I'm not against miracles, mind you. I just want to know how they happened. Even a miracle needs to go from state A, pre-miracle, to state B, post-miracle. To say, "That's what makes it a miracle" is to fudge the answer.
Consider Lazarus. He was pretty far gone by the time Jesus got there. I think the Bible says, "he stinketh." So, between the time of "Lazarus, come forth," and Lazarus walking out saying, "Can someone help me with these wrappings?" something happened.
See, the little devils that come to life when we die were busily working inside Lazarus, having a wonderful time, but Lazarus' body was already degenerating, bloating, liquefying and all that other disgusting stuff.
So, one of two things could have happened. First, Lazarus could have simply been re-animated. Made alive. I don't have too much trouble with that, because we can nearly do that in the lab now. On the other hand, Lazarus wouldn't have been all that attractive. We have a name for people like this -- Zombie.
Second, Lazarus' body could have been reconstituted. Not just firmed up, you understand, but rebuilt completely, on a cellular level. Including the brain, which, in case you forgot has 100 billion neurons and countless memory traces.

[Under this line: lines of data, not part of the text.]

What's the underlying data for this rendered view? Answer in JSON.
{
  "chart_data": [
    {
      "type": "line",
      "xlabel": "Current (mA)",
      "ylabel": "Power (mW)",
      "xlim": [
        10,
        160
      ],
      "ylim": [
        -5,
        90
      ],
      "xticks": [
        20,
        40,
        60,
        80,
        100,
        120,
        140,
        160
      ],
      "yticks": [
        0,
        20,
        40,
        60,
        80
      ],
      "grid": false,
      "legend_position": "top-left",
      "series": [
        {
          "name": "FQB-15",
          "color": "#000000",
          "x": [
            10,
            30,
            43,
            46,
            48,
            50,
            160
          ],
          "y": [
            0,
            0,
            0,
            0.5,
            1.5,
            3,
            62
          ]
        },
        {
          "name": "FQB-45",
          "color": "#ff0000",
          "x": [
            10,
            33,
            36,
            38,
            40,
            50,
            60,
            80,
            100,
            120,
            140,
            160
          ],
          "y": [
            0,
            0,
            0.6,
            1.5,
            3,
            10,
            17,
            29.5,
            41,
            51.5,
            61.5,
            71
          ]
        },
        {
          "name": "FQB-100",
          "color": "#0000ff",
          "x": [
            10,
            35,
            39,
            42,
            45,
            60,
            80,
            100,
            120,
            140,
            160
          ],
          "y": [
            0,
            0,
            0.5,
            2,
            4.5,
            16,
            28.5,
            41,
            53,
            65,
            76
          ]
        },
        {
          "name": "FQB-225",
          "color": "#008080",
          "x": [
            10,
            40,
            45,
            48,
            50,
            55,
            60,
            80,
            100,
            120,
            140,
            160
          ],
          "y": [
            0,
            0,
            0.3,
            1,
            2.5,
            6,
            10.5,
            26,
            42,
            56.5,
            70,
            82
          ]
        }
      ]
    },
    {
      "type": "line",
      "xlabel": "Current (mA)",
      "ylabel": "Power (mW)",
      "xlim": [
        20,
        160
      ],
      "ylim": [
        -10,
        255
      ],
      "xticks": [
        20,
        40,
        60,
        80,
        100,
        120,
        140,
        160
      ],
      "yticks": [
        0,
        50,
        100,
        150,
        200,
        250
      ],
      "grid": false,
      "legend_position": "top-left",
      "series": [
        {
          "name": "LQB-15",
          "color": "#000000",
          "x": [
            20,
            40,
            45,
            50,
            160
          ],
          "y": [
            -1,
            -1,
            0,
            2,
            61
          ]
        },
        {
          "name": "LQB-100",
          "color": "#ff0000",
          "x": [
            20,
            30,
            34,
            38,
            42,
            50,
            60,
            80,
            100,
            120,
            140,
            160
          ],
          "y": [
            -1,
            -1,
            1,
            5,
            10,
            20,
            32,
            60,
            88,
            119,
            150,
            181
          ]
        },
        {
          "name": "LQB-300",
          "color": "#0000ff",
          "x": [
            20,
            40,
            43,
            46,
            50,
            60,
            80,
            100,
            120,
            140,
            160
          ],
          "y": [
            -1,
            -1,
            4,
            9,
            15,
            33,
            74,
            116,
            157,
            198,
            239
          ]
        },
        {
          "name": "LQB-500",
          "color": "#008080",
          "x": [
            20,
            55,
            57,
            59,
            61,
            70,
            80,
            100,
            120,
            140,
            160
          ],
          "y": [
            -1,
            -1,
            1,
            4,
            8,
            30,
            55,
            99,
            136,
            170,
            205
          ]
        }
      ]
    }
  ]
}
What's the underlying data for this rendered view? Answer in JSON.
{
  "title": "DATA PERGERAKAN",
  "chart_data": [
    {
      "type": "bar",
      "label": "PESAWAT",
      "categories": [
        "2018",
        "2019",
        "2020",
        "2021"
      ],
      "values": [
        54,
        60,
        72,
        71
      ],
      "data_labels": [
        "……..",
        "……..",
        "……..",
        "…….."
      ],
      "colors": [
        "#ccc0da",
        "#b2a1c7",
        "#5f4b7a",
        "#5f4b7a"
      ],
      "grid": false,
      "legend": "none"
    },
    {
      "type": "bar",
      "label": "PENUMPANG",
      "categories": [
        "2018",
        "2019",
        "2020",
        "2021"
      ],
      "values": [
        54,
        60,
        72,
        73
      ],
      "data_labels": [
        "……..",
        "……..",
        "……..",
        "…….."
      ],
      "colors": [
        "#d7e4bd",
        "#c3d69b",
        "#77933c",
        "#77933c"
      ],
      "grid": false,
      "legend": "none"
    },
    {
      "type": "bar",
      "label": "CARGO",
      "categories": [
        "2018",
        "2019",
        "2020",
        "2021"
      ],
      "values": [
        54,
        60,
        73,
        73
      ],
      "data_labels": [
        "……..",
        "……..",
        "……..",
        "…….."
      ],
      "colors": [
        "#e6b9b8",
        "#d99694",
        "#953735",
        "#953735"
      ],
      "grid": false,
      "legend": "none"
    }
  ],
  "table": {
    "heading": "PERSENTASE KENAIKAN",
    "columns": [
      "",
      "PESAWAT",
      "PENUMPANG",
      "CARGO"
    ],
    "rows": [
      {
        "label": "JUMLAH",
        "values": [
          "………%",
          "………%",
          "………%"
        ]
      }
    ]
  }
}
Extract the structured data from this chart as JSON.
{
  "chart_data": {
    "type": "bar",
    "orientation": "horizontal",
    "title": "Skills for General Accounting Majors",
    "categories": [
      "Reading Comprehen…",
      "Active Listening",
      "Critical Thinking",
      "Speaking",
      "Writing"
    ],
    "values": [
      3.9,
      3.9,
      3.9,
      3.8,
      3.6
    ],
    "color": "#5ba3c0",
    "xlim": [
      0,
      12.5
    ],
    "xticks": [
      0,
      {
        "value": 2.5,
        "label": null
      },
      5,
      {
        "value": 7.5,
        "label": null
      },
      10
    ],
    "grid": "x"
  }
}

Such a process would take a tremendous amount of energy, and would probably generate a lot of heat.
"Yes, but," you say, "That's what makes it a miracle." And that's what bothers me. I'm sure that there are lots of fidgety laws any god worthy of the name can get around, but it seems to me unlikely that even a god can alter the fundamental building blocks of the universe.
At this point, people will either say, "God can do anything he wants to," or start to spout some post-modern stuff about sub-atomic physics and Schroeder's cat. In either case, they've lost me, since I don't buy either point.